Ermessensfehler der Antragsgegnerin sind nicht ersichtlich. Die Antragsgegnerin hat ausweißlich der Begründung der angegriffenen Allgemeinverfügung die Für und Wider das Verbot des Außer-Haus-Verkaufs alkoholischer Getränke sprechenden Gründe einschließlich der Interessen der betroffenen Adressaten umfassend erwogen und Handlungsalternativen berücksichtigt. Ihre Erwägungen sind vor dem Hintergrund des eingeschränkten Prüfungsumfangs der Gerichte (§ 114 Satz 1 VwGO) rechtlich nicht zu beanstanden.

Insbesondere genügt das Verbot auch dem Verhältnismäßigkeitsgrundsatz.
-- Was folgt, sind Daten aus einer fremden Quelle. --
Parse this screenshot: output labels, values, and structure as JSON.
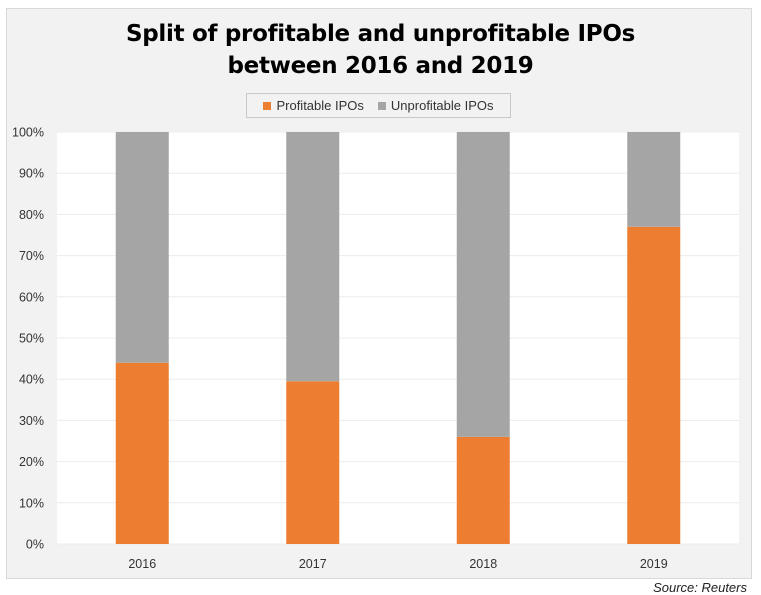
{
  "chart_data": {
    "type": "bar",
    "stacked": true,
    "title": "Split of profitable and unprofitable IPOs between 2016 and 2019",
    "title_lines": [
      "Split of profitable and unprofitable IPOs",
      "between 2016 and 2019"
    ],
    "categories": [
      "2016",
      "2017",
      "2018",
      "2019"
    ],
    "series": [
      {
        "name": "Profitable IPOs",
        "color": "#ed7d31",
        "values": [
          44,
          39.5,
          26,
          77
        ]
      },
      {
        "name": "Unprofitable IPOs",
        "color": "#a5a5a5",
        "values": [
          56,
          60.5,
          74,
          23
        ]
      }
    ],
    "xlabel": "",
    "ylabel": "",
    "ylim": [
      0,
      100
    ],
    "yticks": [
      0,
      10,
      20,
      30,
      40,
      50,
      60,
      70,
      80,
      90,
      100
    ],
    "ytick_labels": [
      "0%",
      "10%",
      "20%",
      "30%",
      "40%",
      "50%",
      "60%",
      "70%",
      "80%",
      "90%",
      "100%"
    ],
    "grid": true,
    "legend_position": "top-center",
    "annotation": "Source: Reuters"
  }
}
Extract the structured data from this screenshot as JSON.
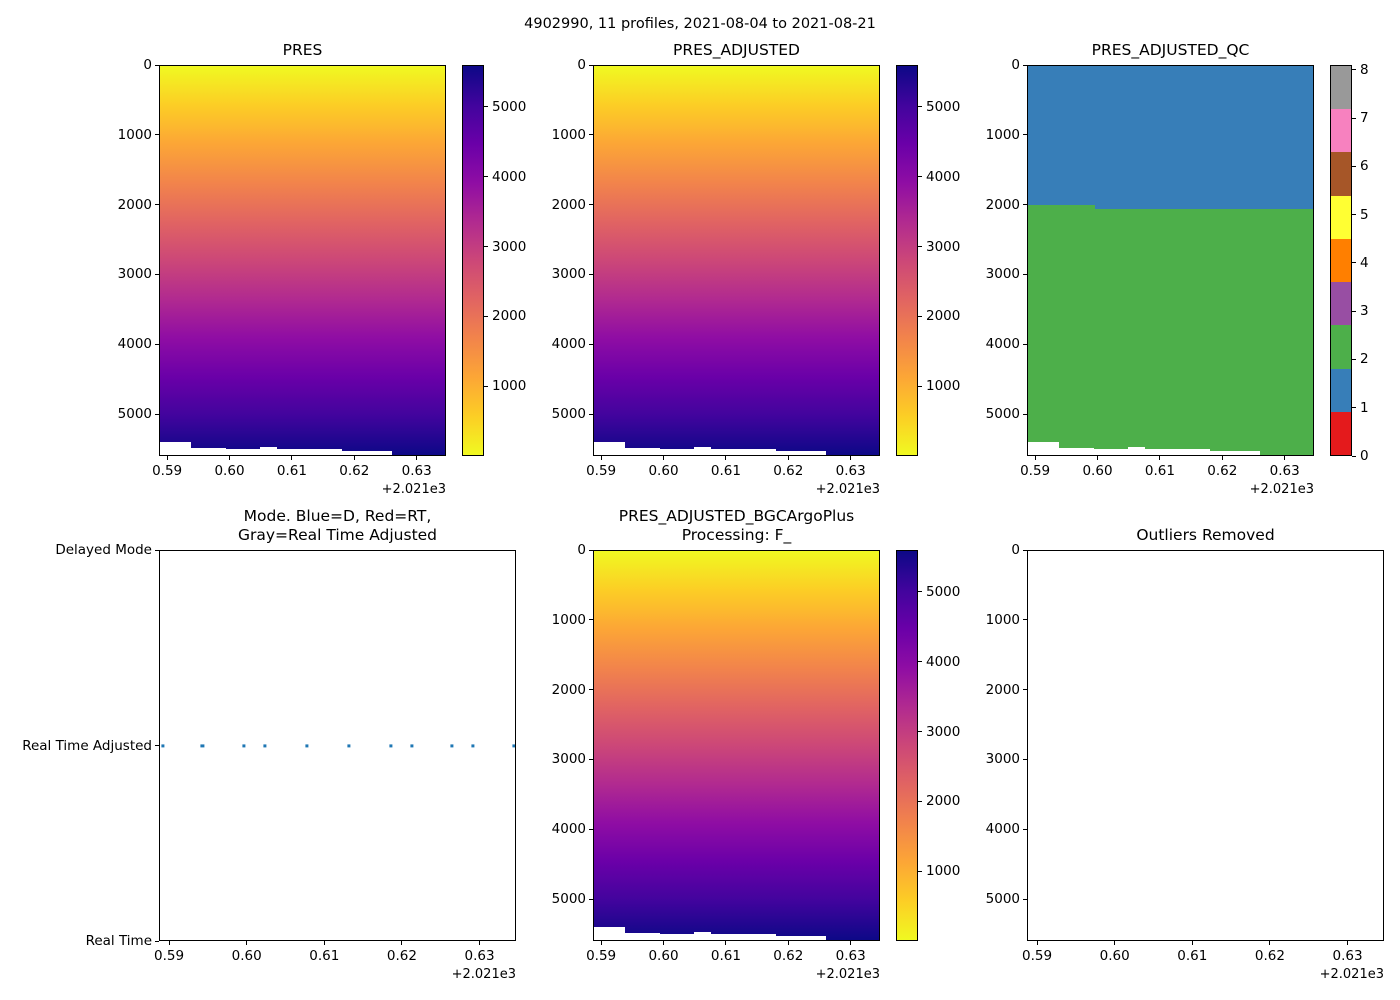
{
  "figure": {
    "suptitle": "4902990, 11 profiles, 2021-08-04 to 2021-08-21",
    "background_color": "#ffffff",
    "text_color": "#000000"
  },
  "x_axis": {
    "range": [
      2021.5887,
      2021.6347
    ],
    "tick_values": [
      2021.59,
      2021.6,
      2021.61,
      2021.62,
      2021.63
    ],
    "tick_labels": [
      "0.59",
      "0.60",
      "0.61",
      "0.62",
      "0.63"
    ],
    "offset_text": "+2.021e3"
  },
  "depth_axis": {
    "range": [
      0,
      5600
    ],
    "tick_values": [
      0,
      1000,
      2000,
      3000,
      4000,
      5000
    ],
    "tick_labels": [
      "0",
      "1000",
      "2000",
      "3000",
      "4000",
      "5000"
    ]
  },
  "palettes": {
    "plasma_top_to_bottom": [
      "#f0f921",
      "#fcce25",
      "#fca636",
      "#f2844b",
      "#e16462",
      "#cc4778",
      "#b12a90",
      "#8f0da4",
      "#6a00a8",
      "#41049d",
      "#0d0887"
    ],
    "qc_set1_bottom_to_top": [
      "#e41a1c",
      "#377eb8",
      "#4daf4a",
      "#984ea3",
      "#ff7f00",
      "#ffff33",
      "#a65628",
      "#f781bf",
      "#999999"
    ]
  },
  "chart_data": [
    {
      "id": "pres",
      "type": "heatmap",
      "title": "PRES",
      "colormap": "plasma reversed (yellow = 0 dbar at surface, dark navy = ~5600 dbar at depth)",
      "value_range": [
        0,
        5600
      ],
      "colorbar": {
        "style": "continuous",
        "tick_values": [
          1000,
          2000,
          3000,
          4000,
          5000
        ],
        "tick_labels": [
          "1000",
          "2000",
          "3000",
          "4000",
          "5000"
        ]
      },
      "max_depth_segments": [
        {
          "x0": 2021.5887,
          "x1": 2021.5937,
          "max_depth": 5415
        },
        {
          "x0": 2021.5937,
          "x1": 2021.5993,
          "max_depth": 5500
        },
        {
          "x0": 2021.5993,
          "x1": 2021.6049,
          "max_depth": 5515
        },
        {
          "x0": 2021.6049,
          "x1": 2021.6076,
          "max_depth": 5490
        },
        {
          "x0": 2021.6076,
          "x1": 2021.6121,
          "max_depth": 5515
        },
        {
          "x0": 2021.6121,
          "x1": 2021.618,
          "max_depth": 5520
        },
        {
          "x0": 2021.618,
          "x1": 2021.6262,
          "max_depth": 5540
        },
        {
          "x0": 2021.6262,
          "x1": 2021.6347,
          "max_depth": 5600
        }
      ]
    },
    {
      "id": "pres_adjusted",
      "type": "heatmap",
      "title": "PRES_ADJUSTED",
      "colormap": "plasma reversed (yellow = 0 dbar at surface, dark navy = ~5600 dbar at depth)",
      "value_range": [
        0,
        5600
      ],
      "colorbar": {
        "style": "continuous",
        "tick_values": [
          1000,
          2000,
          3000,
          4000,
          5000
        ],
        "tick_labels": [
          "1000",
          "2000",
          "3000",
          "4000",
          "5000"
        ]
      },
      "max_depth_segments": [
        {
          "x0": 2021.5887,
          "x1": 2021.5937,
          "max_depth": 5415
        },
        {
          "x0": 2021.5937,
          "x1": 2021.5993,
          "max_depth": 5500
        },
        {
          "x0": 2021.5993,
          "x1": 2021.6049,
          "max_depth": 5515
        },
        {
          "x0": 2021.6049,
          "x1": 2021.6076,
          "max_depth": 5490
        },
        {
          "x0": 2021.6076,
          "x1": 2021.6121,
          "max_depth": 5515
        },
        {
          "x0": 2021.6121,
          "x1": 2021.618,
          "max_depth": 5520
        },
        {
          "x0": 2021.618,
          "x1": 2021.6262,
          "max_depth": 5540
        },
        {
          "x0": 2021.6262,
          "x1": 2021.6347,
          "max_depth": 5600
        }
      ]
    },
    {
      "id": "pres_adjusted_qc",
      "type": "categorical_heatmap",
      "title": "PRES_ADJUSTED_QC",
      "value_range": [
        0,
        5600
      ],
      "qc_blue_segments": [
        {
          "qc": 1,
          "x0": 2021.5887,
          "x1": 2021.5995,
          "depth_top": 0,
          "depth_bottom": 2000
        },
        {
          "qc": 1,
          "x0": 2021.5995,
          "x1": 2021.6347,
          "depth_top": 0,
          "depth_bottom": 2055
        }
      ],
      "qc_background": {
        "qc": 2,
        "note": "QC=2 green from below QC=1 region down to profile max depth"
      },
      "colorbar": {
        "style": "discrete",
        "tick_values": [
          0,
          1,
          2,
          3,
          4,
          5,
          6,
          7,
          8
        ],
        "tick_labels": [
          "0",
          "1",
          "2",
          "3",
          "4",
          "5",
          "6",
          "7",
          "8"
        ],
        "range_max": 8.1
      },
      "max_depth_segments": [
        {
          "x0": 2021.5887,
          "x1": 2021.5937,
          "max_depth": 5415
        },
        {
          "x0": 2021.5937,
          "x1": 2021.5993,
          "max_depth": 5500
        },
        {
          "x0": 2021.5993,
          "x1": 2021.6049,
          "max_depth": 5515
        },
        {
          "x0": 2021.6049,
          "x1": 2021.6076,
          "max_depth": 5490
        },
        {
          "x0": 2021.6076,
          "x1": 2021.6121,
          "max_depth": 5515
        },
        {
          "x0": 2021.6121,
          "x1": 2021.618,
          "max_depth": 5520
        },
        {
          "x0": 2021.618,
          "x1": 2021.6262,
          "max_depth": 5540
        },
        {
          "x0": 2021.6262,
          "x1": 2021.6347,
          "max_depth": 5600
        }
      ]
    },
    {
      "id": "mode",
      "type": "scatter",
      "title": "Mode. Blue=D, Red=RT,\nGray=Real Time Adjusted",
      "y_categories": [
        "Delayed Mode",
        "Real Time Adjusted",
        "Real Time"
      ],
      "points_y": "Real Time Adjusted",
      "marker_color": "#1f77b4",
      "points_x": [
        2021.5891,
        2021.5942,
        2021.5996,
        2021.6023,
        2021.6077,
        2021.6132,
        2021.6186,
        2021.6213,
        2021.6265,
        2021.6292,
        2021.6346
      ]
    },
    {
      "id": "pres_adjusted_bgc",
      "type": "heatmap",
      "title": "PRES_ADJUSTED_BGCArgoPlus\nProcessing: F_",
      "colormap": "plasma reversed (yellow = 0 dbar at surface, dark navy = ~5600 dbar at depth)",
      "value_range": [
        0,
        5600
      ],
      "colorbar": {
        "style": "continuous",
        "tick_values": [
          1000,
          2000,
          3000,
          4000,
          5000
        ],
        "tick_labels": [
          "1000",
          "2000",
          "3000",
          "4000",
          "5000"
        ]
      },
      "max_depth_segments": [
        {
          "x0": 2021.5887,
          "x1": 2021.5937,
          "max_depth": 5415
        },
        {
          "x0": 2021.5937,
          "x1": 2021.5993,
          "max_depth": 5500
        },
        {
          "x0": 2021.5993,
          "x1": 2021.6049,
          "max_depth": 5515
        },
        {
          "x0": 2021.6049,
          "x1": 2021.6076,
          "max_depth": 5490
        },
        {
          "x0": 2021.6076,
          "x1": 2021.6121,
          "max_depth": 5515
        },
        {
          "x0": 2021.6121,
          "x1": 2021.618,
          "max_depth": 5520
        },
        {
          "x0": 2021.618,
          "x1": 2021.6262,
          "max_depth": 5540
        },
        {
          "x0": 2021.6262,
          "x1": 2021.6347,
          "max_depth": 5600
        }
      ]
    },
    {
      "id": "outliers_removed",
      "type": "empty",
      "title": "Outliers Removed",
      "value_range": [
        0,
        5600
      ]
    }
  ]
}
(a) Die von der Antragsgegnerin angestrebte Verhütung von Menschenansammlungen ist eine geeignete Schutzmaßnahme zur Verhinderung weiterer Ansteckungen. Ansammlungen bergen typischerweise ein erhebliches Risiko der Weiterverbreitung des SARS-CoV-2-Virus. Diese Einschätzung hat bereits der Gesetzgeber vorgezeichnet, der die Beschränkung von Ansammlungen in § 28 Abs. 1 Satz 2 IfSG beispielhaft als geeignete Schutzmaßnahme herausgehoben hat (vgl. BVerwG, U.v. 22.3.2012 - 3 C 16/11 - BVerwGE 142, 205 - juris Rn. 26 unter Verweis auf BT-Drs. 8/2468 S. 27 f. und BR-Drs. 566/99 S. 169 f.; vgl. zum allgemeinen Verbot von Ansammlungen in § 5 Abs. 1 der 6. BayIfSMV BayVGH, B.v. 28.7.2020 - 20 NE 20.1609 - juris Rn. 47; B.v. 16.7.2020 - 20 NE 20.1500 - juris Rn 13 ff.; vgl. zum Verbot bzw. Beschränkung von Feiern in geschlossenen Gesellschaften BayVGH, B.v. 8.6.2020 - 20 NE 20.1316 - juris; B.v. 16.7.2020 - 20 NE 20.1500 - juris; zum Verbot von Feiern im öffentlichen Raum BayVerfGH, E.v.15.5.2020 - Vf. 34-VII-20 - juris Rn. 12).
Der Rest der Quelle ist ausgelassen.